Bonta’s office repeatedly threatened school districts if they adopted “the reasoning” of Benitez’s 2023 preliminary injunction against Escondido Union School District, where the original plaintiffs Elizabeth Mirabelli and Lori Ann West taught, and even ordered EUSD to limit the injunction to those two teachers, according to their lawyers.
The Thomas More Society, also representing several more teachers and parents of gender-confused children using pseudonyms to protect them from repercussions like Mirabelli and West endured, said it expects to file a request for full-court review by the 29-judge 9th Circuit and an emergency request to SCOTUS to stay the panel’s emergency stay.
While the panel “misapplied both the facts and the law,” special counsel Paul Jonna said the case “will likely need to be settled” by SCOTUS regardless of the stay, to reaffirm parents’ fundamental right “to direct their children’s upbringing” and teachers’ “constitutional right to communicate honestly with parents” and not violate their faith.
(The permanent injunction also banned officials from overriding an “employee’s conscientious or religious objection” to using students’ preferred names and pronouns, given that plaintiff-teachers argued such usage forced them to violate their faith.)
The Democratic nominees’ order hews closely to subject matter that may make it easier for SCOTUS to ignore it, namely the injunctive scope, “dubious class certification” and alleged expansion of substantive due process.
Federal courts nationwide have struck down litigation against parental exclusion policies for lack of legal standing, including two challenges to California’s AB 1955 by parents whose “own child’s factual circumstance[s]” were not implicated by the law, the panel said.
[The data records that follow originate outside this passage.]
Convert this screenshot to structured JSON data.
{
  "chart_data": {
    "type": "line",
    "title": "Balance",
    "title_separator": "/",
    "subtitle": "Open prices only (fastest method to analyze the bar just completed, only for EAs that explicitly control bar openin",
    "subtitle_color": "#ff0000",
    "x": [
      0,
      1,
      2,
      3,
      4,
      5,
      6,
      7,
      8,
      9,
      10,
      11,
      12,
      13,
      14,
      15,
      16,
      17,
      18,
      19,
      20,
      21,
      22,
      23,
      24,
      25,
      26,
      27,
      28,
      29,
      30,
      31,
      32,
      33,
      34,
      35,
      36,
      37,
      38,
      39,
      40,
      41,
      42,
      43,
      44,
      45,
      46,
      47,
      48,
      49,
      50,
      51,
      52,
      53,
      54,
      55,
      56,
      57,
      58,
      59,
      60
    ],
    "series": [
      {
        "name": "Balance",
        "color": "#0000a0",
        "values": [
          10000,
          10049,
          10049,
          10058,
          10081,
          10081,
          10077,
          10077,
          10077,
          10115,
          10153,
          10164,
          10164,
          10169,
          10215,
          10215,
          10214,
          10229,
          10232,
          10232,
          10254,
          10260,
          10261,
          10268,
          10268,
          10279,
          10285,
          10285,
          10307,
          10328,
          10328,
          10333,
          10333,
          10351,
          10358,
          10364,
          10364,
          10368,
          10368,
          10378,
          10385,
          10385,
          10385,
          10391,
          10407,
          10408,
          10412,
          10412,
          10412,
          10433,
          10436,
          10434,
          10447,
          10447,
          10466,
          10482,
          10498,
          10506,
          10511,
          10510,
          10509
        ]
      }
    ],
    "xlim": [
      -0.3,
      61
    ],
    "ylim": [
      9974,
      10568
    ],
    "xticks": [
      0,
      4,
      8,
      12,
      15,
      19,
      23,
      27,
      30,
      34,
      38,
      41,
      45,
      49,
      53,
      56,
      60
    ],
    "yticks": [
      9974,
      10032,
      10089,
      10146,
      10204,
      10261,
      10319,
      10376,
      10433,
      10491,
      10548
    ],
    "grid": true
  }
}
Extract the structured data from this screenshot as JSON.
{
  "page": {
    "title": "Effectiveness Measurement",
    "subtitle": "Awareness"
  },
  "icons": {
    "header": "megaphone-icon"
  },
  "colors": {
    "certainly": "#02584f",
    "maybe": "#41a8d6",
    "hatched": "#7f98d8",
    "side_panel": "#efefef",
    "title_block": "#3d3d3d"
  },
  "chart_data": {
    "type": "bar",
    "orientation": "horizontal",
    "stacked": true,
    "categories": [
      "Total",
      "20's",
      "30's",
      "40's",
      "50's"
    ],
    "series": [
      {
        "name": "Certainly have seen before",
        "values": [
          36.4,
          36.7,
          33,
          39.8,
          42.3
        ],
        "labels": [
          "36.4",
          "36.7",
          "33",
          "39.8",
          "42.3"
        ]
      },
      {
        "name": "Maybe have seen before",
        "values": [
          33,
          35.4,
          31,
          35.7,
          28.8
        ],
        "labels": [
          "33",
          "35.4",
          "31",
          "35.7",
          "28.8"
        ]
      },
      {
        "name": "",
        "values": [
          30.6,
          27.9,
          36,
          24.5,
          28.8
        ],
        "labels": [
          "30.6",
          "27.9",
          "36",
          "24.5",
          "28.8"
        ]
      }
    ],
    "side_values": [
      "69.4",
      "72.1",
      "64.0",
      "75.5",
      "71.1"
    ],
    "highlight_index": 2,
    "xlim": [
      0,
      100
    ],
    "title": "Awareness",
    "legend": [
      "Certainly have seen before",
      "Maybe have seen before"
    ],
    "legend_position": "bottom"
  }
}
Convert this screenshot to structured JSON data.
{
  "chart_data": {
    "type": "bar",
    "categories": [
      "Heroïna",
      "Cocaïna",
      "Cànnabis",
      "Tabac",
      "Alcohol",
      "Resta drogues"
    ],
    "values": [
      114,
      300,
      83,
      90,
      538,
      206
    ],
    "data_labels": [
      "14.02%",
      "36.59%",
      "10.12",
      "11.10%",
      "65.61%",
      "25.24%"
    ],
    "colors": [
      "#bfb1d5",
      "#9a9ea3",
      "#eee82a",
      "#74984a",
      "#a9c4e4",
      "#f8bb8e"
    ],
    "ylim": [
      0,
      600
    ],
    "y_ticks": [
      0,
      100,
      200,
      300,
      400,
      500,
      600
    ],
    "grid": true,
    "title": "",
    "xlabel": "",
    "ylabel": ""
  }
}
It noted SCOTUS overturned the 9th Circuit in 2011 in a pay discrimination lawsuit by five female employees against Walmart, in which the appeals court “three times upheld the class certification” for 1.5 million female employees.
The late Justice Antonin Scalia’s majority opinion said there couldn’t possibly be “some glue holding together” every employment decision involving a female worker.
Benitez also did not “clearly identify the set of policies” that supposedly categorically ban parental notification for gender incongruence, the panel said, noting that Bonta’s guidance allows disclosure “to protect the student’s wellbeing” and an education regulation on privacy in school counseling has a similar “clear danger” exception.